Ben adanın popüler yerlerinde kalmaktansa ,arkasında Michamvi bölgesinde bir tatil köyü buldum ve orada kaldım. Çok sakin ve uzun bir kumsal. Gel-Git burada daha uzun sürüyor, ancak öğlen saatlerine rastladığı için pek rahatsızlık vermiyor. Yemekler, servis gayet güzel. Sadece Stone Town dan 1 saat civarında arabayla yolculuğu gerekiyor.
Bölgede su seviyesi az olduğu için şişe burun ve kambur yunus cinsleri burada bulunuyormuş. Yemek yemek, dinlenmek vs için hep burada toplanıyormuş, ancak rehber yunuslara kötü davranıldığını bu yüzden bu turu desteklenmediğini söyledi. İnsanlar doğaya bir türlü uyum sağlayamıyorlar. Kısacası hayvanlarda öğreneceğimiz çok şey var hala.foto
Bu bölgeye yakın Kizimkazi köyü ve sahili de güzel, bir kez daha gidersem orada mutlaka 1-2 gece geçirmeyi planlarım. Buranın en önemli aktivitesi yunus balıklarını takip ve onlarla yüzebilme. Çok keyifli bir aktivite. Yunusların geldiğini uzaktan görüyorsunuz, biraz yaklaştıklarında siz de aralarına atlayıp çok kısa da olsa onlarla yüzebiliyorsunuz.
Bunları dışında Spice Farm’a gidilebilir, burada pek çok baharatın hangi ağaçlardan üretildiğini falan size gösteriyorlar , tarçın ağacını görüyorsunuz, rehber ağacın kabuğunu bir bıçakla kaldırıyor ve sizin yıllarca aktardan aldığınız ve keyifle kaynattığınız kabuğu elinize veriyor. Tereddütle ucundan ısırıyorsunuz ki bildiğin, bizim tarçın. eski bir dostla karşılaşmış gibi oluyorsun. Vanilya çubukları değişik, iyisini bulduğunuzda biraz almak uygun olabilir. Karanfil için ise söylenecek söz yok, dünyanın en iyisi burada.
Ayrıca sonrasında isterseniz hemen orada sizin için yerli biri yetişen organik ürünlerle yemek yapıyor ve açık alanda yiyorsunuz. Yemekler gerçekten nefisti ama tabii açık alanda yerde oturup yiyorsunuz, herkese hitap etmeyebilir.
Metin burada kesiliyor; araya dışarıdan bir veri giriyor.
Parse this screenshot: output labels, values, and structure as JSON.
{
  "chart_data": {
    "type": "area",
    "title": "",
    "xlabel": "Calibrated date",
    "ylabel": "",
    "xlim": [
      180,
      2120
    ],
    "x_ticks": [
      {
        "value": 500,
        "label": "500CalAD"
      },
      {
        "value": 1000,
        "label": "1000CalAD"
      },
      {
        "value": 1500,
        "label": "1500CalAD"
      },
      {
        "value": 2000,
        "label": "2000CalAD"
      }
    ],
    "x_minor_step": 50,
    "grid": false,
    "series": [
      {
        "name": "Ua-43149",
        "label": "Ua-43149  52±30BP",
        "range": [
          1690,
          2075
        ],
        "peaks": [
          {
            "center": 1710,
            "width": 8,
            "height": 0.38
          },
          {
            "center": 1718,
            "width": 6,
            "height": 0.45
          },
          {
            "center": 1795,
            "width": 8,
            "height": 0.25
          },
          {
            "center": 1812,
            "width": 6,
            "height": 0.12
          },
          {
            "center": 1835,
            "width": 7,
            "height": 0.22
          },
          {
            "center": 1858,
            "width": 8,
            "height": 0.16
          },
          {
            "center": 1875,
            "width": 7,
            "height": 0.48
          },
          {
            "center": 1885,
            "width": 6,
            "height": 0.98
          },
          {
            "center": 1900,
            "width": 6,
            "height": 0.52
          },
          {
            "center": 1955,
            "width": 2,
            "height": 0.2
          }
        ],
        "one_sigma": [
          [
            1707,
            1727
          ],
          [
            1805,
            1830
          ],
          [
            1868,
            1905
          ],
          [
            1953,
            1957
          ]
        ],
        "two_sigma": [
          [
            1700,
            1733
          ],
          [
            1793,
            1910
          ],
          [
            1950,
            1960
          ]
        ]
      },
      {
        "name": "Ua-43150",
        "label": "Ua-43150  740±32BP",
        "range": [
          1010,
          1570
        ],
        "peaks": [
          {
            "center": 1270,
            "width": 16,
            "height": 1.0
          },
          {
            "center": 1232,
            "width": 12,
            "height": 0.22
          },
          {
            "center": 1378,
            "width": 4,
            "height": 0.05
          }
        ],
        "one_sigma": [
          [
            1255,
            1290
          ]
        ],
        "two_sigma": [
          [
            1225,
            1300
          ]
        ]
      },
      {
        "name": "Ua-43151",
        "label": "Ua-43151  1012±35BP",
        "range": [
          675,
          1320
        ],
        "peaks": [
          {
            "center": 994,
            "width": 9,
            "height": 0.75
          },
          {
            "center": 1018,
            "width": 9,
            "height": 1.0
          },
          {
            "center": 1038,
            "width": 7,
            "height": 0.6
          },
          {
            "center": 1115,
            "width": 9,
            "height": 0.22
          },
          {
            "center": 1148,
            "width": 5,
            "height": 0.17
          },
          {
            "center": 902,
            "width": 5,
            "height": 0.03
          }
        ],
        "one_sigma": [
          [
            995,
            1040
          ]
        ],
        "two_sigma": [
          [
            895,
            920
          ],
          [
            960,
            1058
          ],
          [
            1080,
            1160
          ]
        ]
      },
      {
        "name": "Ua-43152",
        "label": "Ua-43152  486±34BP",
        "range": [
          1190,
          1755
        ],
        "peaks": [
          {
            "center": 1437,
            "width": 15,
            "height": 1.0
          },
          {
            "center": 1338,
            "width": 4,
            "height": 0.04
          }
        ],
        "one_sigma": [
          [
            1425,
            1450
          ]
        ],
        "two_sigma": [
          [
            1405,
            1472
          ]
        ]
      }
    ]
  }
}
Tumbatu Island: Burası Zanzibar yakınında küçücük bir ada, çok bilinmiyormuş çünkü halkı kesinlikle turistlere izin vermiyormuş ancak bazı rehberlerin Tumbatu lideri ile çok iyi ilişkileri olduğunu ve adaya özel tur için özel izni olduğunu söyleniyor. İnanılmaz otantik ve el değmemiş bir ortammış, kendileri üretip kendileri tüketiyorlar. Elektrik ihtiyaçlarını bile Zanzibar’dan almayıp güneş panelleri ile kendileri üretiyorlarmış. Rehber gidenlerin çok etkilendiğini söyledi ayrıca woodoo ve büyücülük de yapılıyormuş ve tur sırasında bunu da görüyormuşsunuz.
Yolculuğunuzun amacı sakin bir zaman geçirmek, güvenli bir Afrika tatili, huzur ve sakinlik ise veya Afrikayı bir ucundan tanısam, bana uyar mı sorusu ise Zanzibar doğru adres.
Seyahatinizi planlarken muson yağmurlarının yoğun olduğu Mart-Mayıs aylarını seçmemeye çalışın. Nem,çamur ve gezme zorluğu bir yana, sivri sineklerin en bol ve en tehlikeli oldukları zamanlar bu yağmur dönemleri oluyor. Haziran-Ekim arası en ideal zaman, biraz serin ve kuru oluyor. Sıcak sevenler için ise Kasım-Mayıs arası ideal.